Tout d'abord, je vous présente le mur des Vourlois, rien à voir avec celui des lamentations.
Réalisé par la Cité de la Création, à l'occasion de la restructuration de la place de la Résistance, cet ouvrage réunit
des personnages, des coutumes et des sites remarquables du village.
Sur la façade principale, la représentation d'une maison ancienne reprend des éléménts particuliers de quelques maisons Vourloises. Le groupe d'arboriculteurs qui
s'affaire à mettre la récolte de pêches en cagettes est inspiré d'une carte postale du début du 20 ème siécle.
Pigeons et chats se promènent sur la maison.
Le viel homme et une fillette, devisent sur un banc de pierre caractéristique des porches des maisons locales.
Le panneau d'affichage annonce une exposition d' Antoine DUCLAUX, peintre lyonnais qui résida à Vourles de 1830 à 1850. Il affectionnait les paysages
champêtres
Le café BATAILLARD se dressait au centre de la place.
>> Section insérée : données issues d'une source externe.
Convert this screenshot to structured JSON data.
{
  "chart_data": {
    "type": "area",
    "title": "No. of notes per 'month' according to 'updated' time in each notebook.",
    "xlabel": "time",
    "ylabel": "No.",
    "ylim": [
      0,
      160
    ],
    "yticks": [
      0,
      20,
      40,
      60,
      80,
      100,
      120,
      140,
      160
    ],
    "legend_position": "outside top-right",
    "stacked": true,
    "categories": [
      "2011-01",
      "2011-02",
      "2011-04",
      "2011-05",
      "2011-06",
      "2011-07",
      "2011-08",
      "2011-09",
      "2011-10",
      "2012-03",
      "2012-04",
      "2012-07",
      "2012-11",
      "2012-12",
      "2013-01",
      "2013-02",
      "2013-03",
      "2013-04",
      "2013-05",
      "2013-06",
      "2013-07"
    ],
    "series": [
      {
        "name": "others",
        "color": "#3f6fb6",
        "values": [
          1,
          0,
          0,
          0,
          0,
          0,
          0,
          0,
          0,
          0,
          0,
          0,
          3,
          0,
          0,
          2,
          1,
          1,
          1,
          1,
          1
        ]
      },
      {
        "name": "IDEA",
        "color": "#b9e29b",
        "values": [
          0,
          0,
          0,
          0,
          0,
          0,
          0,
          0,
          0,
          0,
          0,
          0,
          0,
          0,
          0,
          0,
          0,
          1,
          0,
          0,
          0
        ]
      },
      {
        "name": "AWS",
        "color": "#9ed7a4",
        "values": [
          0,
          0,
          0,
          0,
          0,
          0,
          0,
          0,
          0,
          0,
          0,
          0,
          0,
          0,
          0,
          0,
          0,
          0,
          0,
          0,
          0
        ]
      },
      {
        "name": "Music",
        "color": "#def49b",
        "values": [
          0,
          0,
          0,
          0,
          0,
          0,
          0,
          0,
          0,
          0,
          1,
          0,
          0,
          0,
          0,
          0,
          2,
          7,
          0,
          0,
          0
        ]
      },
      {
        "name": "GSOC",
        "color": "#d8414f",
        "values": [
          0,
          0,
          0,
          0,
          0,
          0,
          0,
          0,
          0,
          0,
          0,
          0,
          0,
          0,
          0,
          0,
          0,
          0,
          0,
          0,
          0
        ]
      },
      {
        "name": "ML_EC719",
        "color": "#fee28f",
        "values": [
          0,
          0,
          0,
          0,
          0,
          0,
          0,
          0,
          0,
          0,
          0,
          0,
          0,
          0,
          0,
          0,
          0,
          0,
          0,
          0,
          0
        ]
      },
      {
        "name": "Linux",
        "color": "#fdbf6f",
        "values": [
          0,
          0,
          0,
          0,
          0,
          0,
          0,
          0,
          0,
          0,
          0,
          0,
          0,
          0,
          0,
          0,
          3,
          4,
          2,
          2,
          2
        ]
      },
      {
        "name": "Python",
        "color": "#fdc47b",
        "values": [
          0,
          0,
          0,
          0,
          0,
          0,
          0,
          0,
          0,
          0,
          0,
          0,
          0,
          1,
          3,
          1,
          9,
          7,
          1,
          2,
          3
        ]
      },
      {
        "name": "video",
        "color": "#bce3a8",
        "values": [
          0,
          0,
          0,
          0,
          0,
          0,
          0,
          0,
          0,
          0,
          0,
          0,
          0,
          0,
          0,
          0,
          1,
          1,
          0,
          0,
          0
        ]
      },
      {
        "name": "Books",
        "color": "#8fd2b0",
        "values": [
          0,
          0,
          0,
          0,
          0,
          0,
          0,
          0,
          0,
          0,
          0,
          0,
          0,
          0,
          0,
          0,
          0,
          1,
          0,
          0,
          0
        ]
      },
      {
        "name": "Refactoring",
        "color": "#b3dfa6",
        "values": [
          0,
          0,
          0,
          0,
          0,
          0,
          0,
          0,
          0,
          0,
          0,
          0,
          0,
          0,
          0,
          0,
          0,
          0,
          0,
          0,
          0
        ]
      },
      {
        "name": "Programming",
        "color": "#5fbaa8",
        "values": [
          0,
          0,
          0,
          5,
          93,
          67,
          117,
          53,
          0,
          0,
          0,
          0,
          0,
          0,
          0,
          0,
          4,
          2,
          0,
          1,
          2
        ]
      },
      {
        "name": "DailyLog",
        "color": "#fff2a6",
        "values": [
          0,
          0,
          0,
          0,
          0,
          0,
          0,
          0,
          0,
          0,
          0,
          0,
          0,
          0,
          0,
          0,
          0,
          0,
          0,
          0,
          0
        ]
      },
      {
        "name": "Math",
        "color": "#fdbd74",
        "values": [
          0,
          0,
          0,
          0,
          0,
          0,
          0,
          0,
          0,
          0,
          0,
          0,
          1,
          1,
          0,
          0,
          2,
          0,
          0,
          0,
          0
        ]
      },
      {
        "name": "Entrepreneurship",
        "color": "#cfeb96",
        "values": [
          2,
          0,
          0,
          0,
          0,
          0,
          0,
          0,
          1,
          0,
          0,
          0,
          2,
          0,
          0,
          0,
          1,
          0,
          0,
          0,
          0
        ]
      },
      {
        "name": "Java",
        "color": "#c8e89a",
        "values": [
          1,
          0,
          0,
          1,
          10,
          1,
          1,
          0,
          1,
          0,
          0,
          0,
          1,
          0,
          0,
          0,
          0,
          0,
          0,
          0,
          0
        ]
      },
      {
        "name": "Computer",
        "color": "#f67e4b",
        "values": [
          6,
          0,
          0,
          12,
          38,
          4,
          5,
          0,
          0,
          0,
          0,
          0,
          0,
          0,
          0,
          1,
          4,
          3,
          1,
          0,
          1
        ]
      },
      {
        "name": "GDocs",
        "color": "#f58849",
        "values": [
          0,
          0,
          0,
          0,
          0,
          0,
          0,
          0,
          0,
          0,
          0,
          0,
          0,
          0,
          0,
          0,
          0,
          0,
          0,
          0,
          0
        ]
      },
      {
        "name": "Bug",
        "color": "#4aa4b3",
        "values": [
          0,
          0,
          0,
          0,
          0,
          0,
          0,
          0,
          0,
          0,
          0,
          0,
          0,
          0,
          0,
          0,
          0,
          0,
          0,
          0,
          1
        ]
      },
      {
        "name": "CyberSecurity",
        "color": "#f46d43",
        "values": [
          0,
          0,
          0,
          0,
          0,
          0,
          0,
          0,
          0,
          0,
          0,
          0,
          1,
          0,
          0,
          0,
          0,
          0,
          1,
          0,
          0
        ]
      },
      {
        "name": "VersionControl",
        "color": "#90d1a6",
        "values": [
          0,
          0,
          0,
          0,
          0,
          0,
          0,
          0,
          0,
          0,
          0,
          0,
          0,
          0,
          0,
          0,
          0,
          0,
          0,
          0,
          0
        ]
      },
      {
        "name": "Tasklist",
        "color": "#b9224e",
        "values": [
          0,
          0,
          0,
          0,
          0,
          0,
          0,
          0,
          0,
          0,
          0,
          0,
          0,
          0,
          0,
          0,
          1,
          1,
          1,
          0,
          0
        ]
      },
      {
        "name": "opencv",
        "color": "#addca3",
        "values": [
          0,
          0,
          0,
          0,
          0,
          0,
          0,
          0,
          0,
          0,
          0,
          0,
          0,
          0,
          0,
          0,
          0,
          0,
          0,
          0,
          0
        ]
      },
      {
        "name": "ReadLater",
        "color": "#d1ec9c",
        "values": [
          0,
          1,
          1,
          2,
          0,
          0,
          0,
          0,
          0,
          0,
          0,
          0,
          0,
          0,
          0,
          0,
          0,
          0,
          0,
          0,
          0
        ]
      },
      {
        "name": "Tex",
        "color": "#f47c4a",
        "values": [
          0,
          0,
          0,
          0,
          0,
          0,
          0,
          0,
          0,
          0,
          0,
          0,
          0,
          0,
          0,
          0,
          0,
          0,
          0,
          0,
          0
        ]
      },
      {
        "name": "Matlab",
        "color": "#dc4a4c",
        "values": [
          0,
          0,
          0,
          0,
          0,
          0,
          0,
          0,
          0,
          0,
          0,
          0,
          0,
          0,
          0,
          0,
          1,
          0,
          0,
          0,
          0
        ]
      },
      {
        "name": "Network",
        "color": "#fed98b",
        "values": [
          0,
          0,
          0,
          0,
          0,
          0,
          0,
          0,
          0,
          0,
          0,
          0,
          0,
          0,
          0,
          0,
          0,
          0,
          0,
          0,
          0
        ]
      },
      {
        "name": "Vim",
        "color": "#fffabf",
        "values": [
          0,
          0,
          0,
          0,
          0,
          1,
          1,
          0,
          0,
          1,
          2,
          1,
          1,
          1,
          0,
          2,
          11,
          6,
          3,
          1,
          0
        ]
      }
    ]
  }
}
Dans la vitrine, sites, ouvrages et personnages évoquent la vie d'autrefois.
Les vieux métiers d'autrefois représentés à Vourles : le maréchal ferrand, le tonnelier, le charron, le pati avec ses peaux de lapins.
Les plattes au bord du garon avec les blanchisseuses.
L'alambic installé en 1923 et qui permet, encore de nos jours, la distillations de la grappe et des fruits.
Pauline JARICOT, issue d'une famille de notables vourlois qui se fit remarquer par son action religieuse à l'évêché de Lyon.
Le théorèmr de GIRARD DESARGUES, grand mathématicien du XVII ème siècle, ami de PASCAL et DECARTES, propriétaire du chateau de la Roche.
La gare . Autrefois, Vourles était déservi par le train.
Le centre du village au début du siècle dernier.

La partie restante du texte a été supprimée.